The precedence of rules regulates which rule is implemented before other rules. Rules with a lower precedence number will win over similar rules with a higher precedence number.

Scoping

Example of Scoping

With Scoping you can define specific requirements for objects that will be handled by this rule. If the filter returns true, then the object will be handled by this rule and actions in Join and/or Transformations are performed.

For instance: a filter can check the attribute MailNickname with Operator ISNOTNULL, which requires the object to be at least mail enabled. You can determine the Attribute, the Operator (logical AND/OR/EQUAL etc.) and a Value if required.

Join

Example of Join Rules

These are the rules that determine how objects from the connector space are related to the objects in the Metaverse. If the rules match for an object, than both objects are joined in the Metaverse.

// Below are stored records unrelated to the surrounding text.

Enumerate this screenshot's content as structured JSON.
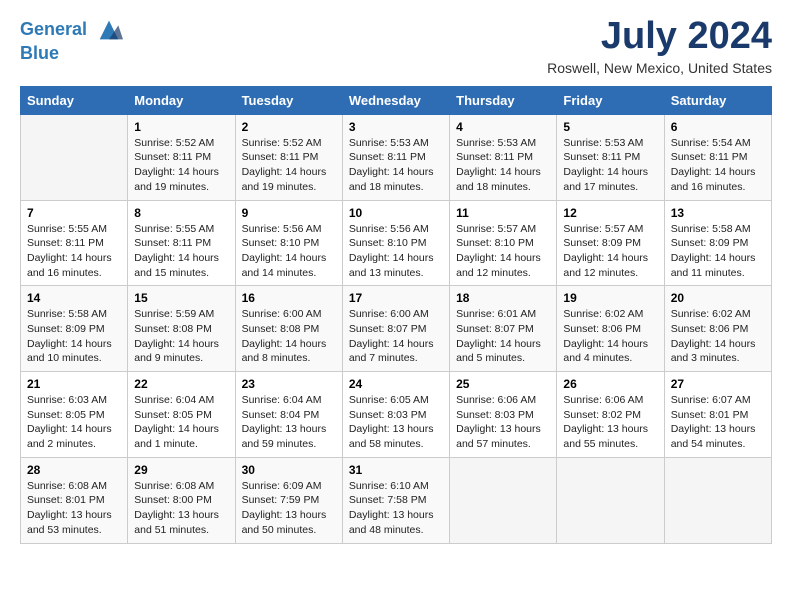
{
  "header": {
    "logo_line1": "General",
    "logo_line2": "Blue",
    "month_title": "July 2024",
    "location": "Roswell, New Mexico, United States"
  },
  "days_of_week": [
    "Sunday",
    "Monday",
    "Tuesday",
    "Wednesday",
    "Thursday",
    "Friday",
    "Saturday"
  ],
  "weeks": [
    [
      {
        "day": "",
        "info": ""
      },
      {
        "day": "1",
        "info": "Sunrise: 5:52 AM\nSunset: 8:11 PM\nDaylight: 14 hours\nand 19 minutes."
      },
      {
        "day": "2",
        "info": "Sunrise: 5:52 AM\nSunset: 8:11 PM\nDaylight: 14 hours\nand 19 minutes."
      },
      {
        "day": "3",
        "info": "Sunrise: 5:53 AM\nSunset: 8:11 PM\nDaylight: 14 hours\nand 18 minutes."
      },
      {
        "day": "4",
        "info": "Sunrise: 5:53 AM\nSunset: 8:11 PM\nDaylight: 14 hours\nand 18 minutes."
      },
      {
        "day": "5",
        "info": "Sunrise: 5:53 AM\nSunset: 8:11 PM\nDaylight: 14 hours\nand 17 minutes."
      },
      {
        "day": "6",
        "info": "Sunrise: 5:54 AM\nSunset: 8:11 PM\nDaylight: 14 hours\nand 16 minutes."
      }
    ],
    [
      {
        "day": "7",
        "info": "Sunrise: 5:55 AM\nSunset: 8:11 PM\nDaylight: 14 hours\nand 16 minutes."
      },
      {
        "day": "8",
        "info": "Sunrise: 5:55 AM\nSunset: 8:11 PM\nDaylight: 14 hours\nand 15 minutes."
      },
      {
        "day": "9",
        "info": "Sunrise: 5:56 AM\nSunset: 8:10 PM\nDaylight: 14 hours\nand 14 minutes."
      },
      {
        "day": "10",
        "info": "Sunrise: 5:56 AM\nSunset: 8:10 PM\nDaylight: 14 hours\nand 13 minutes."
      },
      {
        "day": "11",
        "info": "Sunrise: 5:57 AM\nSunset: 8:10 PM\nDaylight: 14 hours\nand 12 minutes."
      },
      {
        "day": "12",
        "info": "Sunrise: 5:57 AM\nSunset: 8:09 PM\nDaylight: 14 hours\nand 12 minutes."
      },
      {
        "day": "13",
        "info": "Sunrise: 5:58 AM\nSunset: 8:09 PM\nDaylight: 14 hours\nand 11 minutes."
      }
    ],
    [
      {
        "day": "14",
        "info": "Sunrise: 5:58 AM\nSunset: 8:09 PM\nDaylight: 14 hours\nand 10 minutes."
      },
      {
        "day": "15",
        "info": "Sunrise: 5:59 AM\nSunset: 8:08 PM\nDaylight: 14 hours\nand 9 minutes."
      },
      {
        "day": "16",
        "info": "Sunrise: 6:00 AM\nSunset: 8:08 PM\nDaylight: 14 hours\nand 8 minutes."
      },
      {
        "day": "17",
        "info": "Sunrise: 6:00 AM\nSunset: 8:07 PM\nDaylight: 14 hours\nand 7 minutes."
      },
      {
        "day": "18",
        "info": "Sunrise: 6:01 AM\nSunset: 8:07 PM\nDaylight: 14 hours\nand 5 minutes."
      },
      {
        "day": "19",
        "info": "Sunrise: 6:02 AM\nSunset: 8:06 PM\nDaylight: 14 hours\nand 4 minutes."
      },
      {
        "day": "20",
        "info": "Sunrise: 6:02 AM\nSunset: 8:06 PM\nDaylight: 14 hours\nand 3 minutes."
      }
    ],
    [
      {
        "day": "21",
        "info": "Sunrise: 6:03 AM\nSunset: 8:05 PM\nDaylight: 14 hours\nand 2 minutes."
      },
      {
        "day": "22",
        "info": "Sunrise: 6:04 AM\nSunset: 8:05 PM\nDaylight: 14 hours\nand 1 minute."
      },
      {
        "day": "23",
        "info": "Sunrise: 6:04 AM\nSunset: 8:04 PM\nDaylight: 13 hours\nand 59 minutes."
      },
      {
        "day": "24",
        "info": "Sunrise: 6:05 AM\nSunset: 8:03 PM\nDaylight: 13 hours\nand 58 minutes."
      },
      {
        "day": "25",
        "info": "Sunrise: 6:06 AM\nSunset: 8:03 PM\nDaylight: 13 hours\nand 57 minutes."
      },
      {
        "day": "26",
        "info": "Sunrise: 6:06 AM\nSunset: 8:02 PM\nDaylight: 13 hours\nand 55 minutes."
      },
      {
        "day": "27",
        "info": "Sunrise: 6:07 AM\nSunset: 8:01 PM\nDaylight: 13 hours\nand 54 minutes."
      }
    ],
    [
      {
        "day": "28",
        "info": "Sunrise: 6:08 AM\nSunset: 8:01 PM\nDaylight: 13 hours\nand 53 minutes."
      },
      {
        "day": "29",
        "info": "Sunrise: 6:08 AM\nSunset: 8:00 PM\nDaylight: 13 hours\nand 51 minutes."
      },
      {
        "day": "30",
        "info": "Sunrise: 6:09 AM\nSunset: 7:59 PM\nDaylight: 13 hours\nand 50 minutes."
      },
      {
        "day": "31",
        "info": "Sunrise: 6:10 AM\nSunset: 7:58 PM\nDaylight: 13 hours\nand 48 minutes."
      },
      {
        "day": "",
        "info": ""
      },
      {
        "day": "",
        "info": ""
      },
      {
        "day": "",
        "info": ""
      }
    ]
  ]
}
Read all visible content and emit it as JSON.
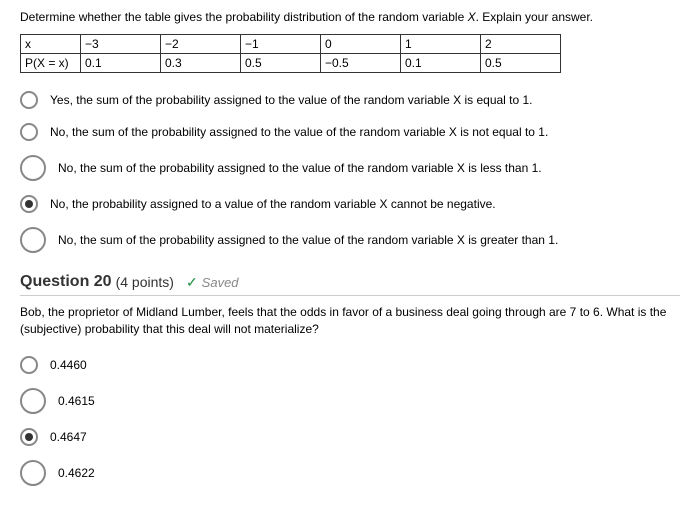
{
  "q19": {
    "prompt_pre": "Determine whether the table gives the probability distribution of the random variable ",
    "prompt_var": "X",
    "prompt_post": ". Explain your answer.",
    "table": {
      "r1": [
        "x",
        "−3",
        "−2",
        "−1",
        "0",
        "1",
        "2"
      ],
      "r2": [
        "P(X = x)",
        "0.1",
        "0.3",
        "0.5",
        "−0.5",
        "0.1",
        "0.5"
      ]
    },
    "opts": [
      "Yes, the sum of the probability assigned to the value of the random variable X is equal to 1.",
      "No, the sum of the probability assigned to the value of the random variable X is not equal to 1.",
      "No, the sum of the probability assigned to the value of the random variable X is less than 1.",
      "No, the probability assigned to a value of the random variable X cannot be negative.",
      "No, the sum of the probability assigned to the value of the random variable X is greater than 1."
    ],
    "selected": 3
  },
  "q20": {
    "title": "Question 20",
    "points": "(4 points)",
    "saved": "Saved",
    "body": "Bob, the proprietor of Midland Lumber, feels that the odds in favor of a business deal going through are 7 to 6. What is the (subjective) probability that this deal will not materialize?",
    "opts": [
      "0.4460",
      "0.4615",
      "0.4647",
      "0.4622"
    ],
    "selected": 2
  }
}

If no Join rules match, then the Link Type (in Description) action will be administered for instance Provision (i.e. create object). More on this in the upcoming Object Matching post.

Transformation

Example of Transformations

At the Transformation section, you can alter the value of specific attributes after filtering and joining. You can let the value from the source object persist, determine a constant value independent of the source value or you can use Expressions (in Visual Basic for Applications) for complex actions.

Concluding

An understanding of synchronization concepts are required in order to successfully customize the available configuration options such as filtering, discussed in later posts. It is also very helpful in designing you synchronization requirements and troubleshooting any issues. A more detailed explanation can be found in the Technical Concepts and Understanding the Default Configuration pages.